As a med student it is not my place to challenge. We are to be seen and not heard. If I really wanted to, I guess I could have played dumb and accidentally assumed that I am supposed to write orders for an addiction specialist to be brought in and hope my attending signs the orders without reading them (that rarely happens).

Bottom line is that I really just don’t feel right about how this patient (yeah okay, I’ll admit she’s not someone I would invite over for tea) was taken care of. But there’s nothing I can do about it.

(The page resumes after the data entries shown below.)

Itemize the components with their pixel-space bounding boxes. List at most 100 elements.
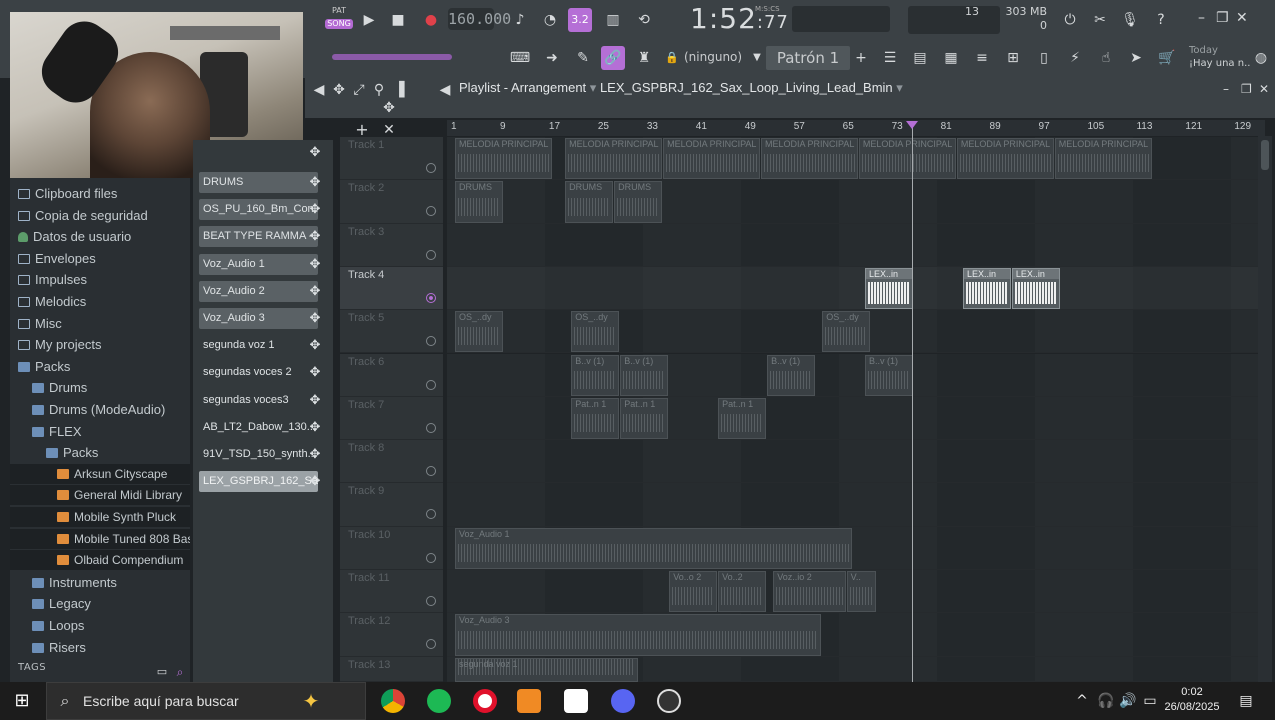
playlist-clip[interactable]: B..v (1) — [767, 354, 816, 396]
countdown-icon[interactable]: 3.2 — [568, 8, 592, 32]
picker-item[interactable]: Voz_Audio 2 — [199, 280, 318, 302]
drag-handle-icon[interactable]: ✥ — [305, 417, 325, 438]
track-header[interactable]: Track 13 — [340, 656, 443, 693]
playlist-clip[interactable]: LEX..in — [962, 267, 1011, 310]
channel-rack-icon[interactable]: ▦ — [939, 46, 963, 70]
playlist-clip[interactable]: MELODIA PRINCIPAL — [663, 138, 760, 180]
plugin-icon[interactable]: ⚡ — [1063, 46, 1087, 70]
cart-icon[interactable]: 🛒 — [1155, 46, 1179, 70]
drag-handle-icon[interactable]: ✥ — [305, 471, 325, 492]
globe-icon[interactable]: ◍ — [1249, 46, 1273, 70]
track-lane[interactable] — [447, 223, 1265, 267]
track-header[interactable]: Track 2 — [340, 180, 443, 224]
pencil-icon[interactable]: ✎ — [571, 46, 595, 70]
track-header[interactable]: Track 11 — [340, 570, 443, 614]
playlist-clip[interactable]: MELODIA PRINCIPAL — [565, 138, 663, 180]
help-icon[interactable]: ? — [1149, 8, 1173, 32]
playlist-clip[interactable]: OS_..dy — [571, 311, 620, 353]
playlist-clip[interactable]: MELODIA PRINCIPAL — [761, 138, 858, 180]
network-icon[interactable]: ▭ — [1138, 689, 1162, 713]
file-icon[interactable]: ▯ — [1032, 46, 1056, 70]
track-enable-led-icon[interactable] — [426, 552, 436, 563]
drag-handle-icon[interactable]: ✥ — [305, 172, 325, 193]
lock-icon[interactable]: 🔒 — [660, 46, 684, 70]
typing-keyboard-icon[interactable]: ⌨ — [508, 46, 532, 70]
track-header[interactable]: Track 5 — [340, 310, 443, 354]
browser-item[interactable]: Impulses — [18, 269, 190, 290]
playlist-clip[interactable]: Voz_Audio 1 — [455, 527, 852, 569]
track-header[interactable]: Track 7 — [340, 396, 443, 441]
track-header[interactable]: Track 4 — [340, 266, 443, 311]
snap-selector[interactable]: (ninguno) — [684, 50, 742, 64]
headset-icon[interactable]: 🎧 — [1094, 689, 1118, 713]
undo-history-icon[interactable]: ⏻ — [1058, 8, 1082, 32]
playhead-marker-icon[interactable] — [906, 121, 918, 129]
tempo-display[interactable]: 160.000 — [448, 8, 511, 30]
playlist-clip[interactable]: OS_..dy — [822, 311, 871, 353]
track-header[interactable]: Track 6 — [340, 353, 443, 397]
playlist-clip[interactable]: Pat..n 1 — [718, 397, 767, 440]
playlist-clip[interactable]: LEX..in — [865, 267, 913, 310]
playlist-clip[interactable]: DRUMS — [565, 181, 614, 223]
microphone-icon[interactable]: 🎙 — [1118, 8, 1142, 32]
vertical-scrollbar[interactable] — [1258, 136, 1272, 682]
drag-handle-icon[interactable]: ✥ — [305, 281, 325, 302]
playlist-clip[interactable]: MELODIA PRINCIPAL — [858, 138, 956, 180]
obs-icon[interactable] — [657, 689, 681, 713]
track-lane[interactable] — [447, 396, 1265, 441]
playlist-close-icon[interactable]: ✕ — [1259, 82, 1269, 96]
arrangement-icon[interactable]: ◀ — [433, 78, 457, 102]
browser-item[interactable]: Packs — [18, 356, 190, 377]
fl-studio-icon[interactable] — [517, 689, 541, 713]
taskbar-clock[interactable]: 0:02 26/08/2025 — [1163, 685, 1221, 715]
browser-item[interactable]: Olbaid Compendium — [10, 550, 190, 571]
maximize-icon[interactable]: ❐ — [1216, 10, 1229, 26]
picker-item[interactable]: BEAT TYPE RAMMA -.. — [199, 226, 318, 248]
browser-item[interactable]: Risers — [32, 637, 190, 658]
playlist-clip[interactable]: segunda voz 1 — [455, 657, 638, 682]
volume-icon[interactable]: 🔊 — [1116, 689, 1140, 713]
close-icon[interactable]: ✕ — [1236, 10, 1248, 26]
track-enable-led-icon[interactable] — [426, 639, 436, 650]
picker-item[interactable]: segundas voces 2 — [199, 362, 318, 383]
track-header[interactable]: Track 9 — [340, 483, 443, 527]
browser-item[interactable]: FLEX — [32, 421, 190, 442]
arrow-right-icon[interactable]: ➜ — [540, 46, 564, 70]
opera-icon[interactable] — [473, 689, 497, 713]
drag-handle-icon[interactable]: ✥ — [305, 199, 325, 220]
play-icon[interactable]: ▶ — [357, 8, 381, 32]
step-edit-icon[interactable]: ▥ — [601, 8, 625, 32]
playlist-clip[interactable]: Vo..o 2 — [669, 571, 718, 613]
track-enable-led-icon[interactable] — [426, 206, 436, 217]
track-lane[interactable] — [447, 353, 1265, 397]
stop-icon[interactable]: ■ — [386, 8, 410, 32]
browser-item[interactable]: Mobile Tuned 808 Bass — [10, 528, 190, 549]
playlist-clip[interactable]: DRUMS — [614, 181, 663, 223]
search-icon[interactable]: ⌕ — [168, 660, 192, 684]
playlist-clip[interactable]: V.. — [846, 571, 877, 613]
track-lane[interactable] — [447, 266, 1265, 311]
browser-item[interactable]: Drums — [32, 377, 190, 398]
piano-roll-icon[interactable]: ▤ — [908, 46, 932, 70]
drag-handle-icon[interactable]: ✥ — [305, 390, 325, 411]
browser-item[interactable]: Melodics — [18, 291, 190, 312]
browser-item[interactable]: Legacy — [32, 593, 190, 614]
browser-item[interactable]: Datos de usuario — [18, 226, 190, 247]
playlist-icon[interactable]: ☰ — [878, 46, 902, 70]
playlist-clip[interactable]: MELODIA PRINCIPAL — [956, 138, 1054, 180]
browser-tree-icon[interactable]: ⊞ — [1001, 46, 1025, 70]
picker-item[interactable]: AB_LT2_Dabow_130.. — [199, 417, 318, 438]
playlist-tool-icon[interactable]: ✥ — [377, 96, 401, 120]
playlist-clip[interactable]: DRUMS — [455, 181, 503, 223]
discord-icon[interactable] — [611, 689, 635, 713]
track-header[interactable]: Track 10 — [340, 526, 443, 570]
record-icon[interactable]: ● — [419, 8, 443, 32]
track-enable-led-icon[interactable] — [426, 509, 436, 520]
picker-item[interactable]: LEX_GSPBRJ_162_Sa.. — [199, 471, 318, 493]
notifications-icon[interactable]: ▤ — [1234, 689, 1258, 713]
picker-item[interactable]: Voz_Audio 1 — [199, 253, 318, 275]
pattern-selector[interactable]: Patrón 1 — [766, 46, 850, 70]
playlist-clip[interactable]: Vo..2 — [718, 571, 767, 613]
picker-item[interactable]: DRUMS — [199, 172, 318, 193]
drag-handle-icon[interactable]: ✥ — [305, 226, 325, 247]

The moral of the story is 1) I need to spend some free time researching the opinions of some specialists in addiction medicine. Perhaps it is effective to lower their meds and hope their bodies adjust; 2) If I am ever a patient, no matter how much pain I am in I need to be super gracious to the staff. Actually that’s a bit haunting since 10yrs ago I was hospitalized for asthma and I was quite ornery. (Dude, I couldn’t breath. ‘Please’ and ‘thank you’ weren’t on my list of priorities.) What if they lowered my breathing meds because of that and sent me home?

Tags: , ,

2 Responses to “Addiction”

  1. Karen Halls Says:

    I found your site on google blog search and read a few of your other posts. Keep up the good work. Just added your RSS feed to my feed reader. Look forward to reading more from you.

    Karen Halls

  2. steve hayes Says:

    Interesting post. Thanks. As the director of Novus Medical Detox, I daily see the ravages caused by prescription drug addiction created by doctors prescribing it to their patients and then the patients either continuing to obtain it or purchasing these drugs on the internet or the street. Probably the worst of these drugs is OxyContin–legal heroin.

    Pain is real. I have had it much of my life first from polio and then from two surgeries. However, there are alternatives to painkillers and they must be tried first. Let’s not treat the symptoms but the cause.

    Prescription drug addiction is an epidemic and we must do everything we can to stop it before it overwhelms us. Education is a must.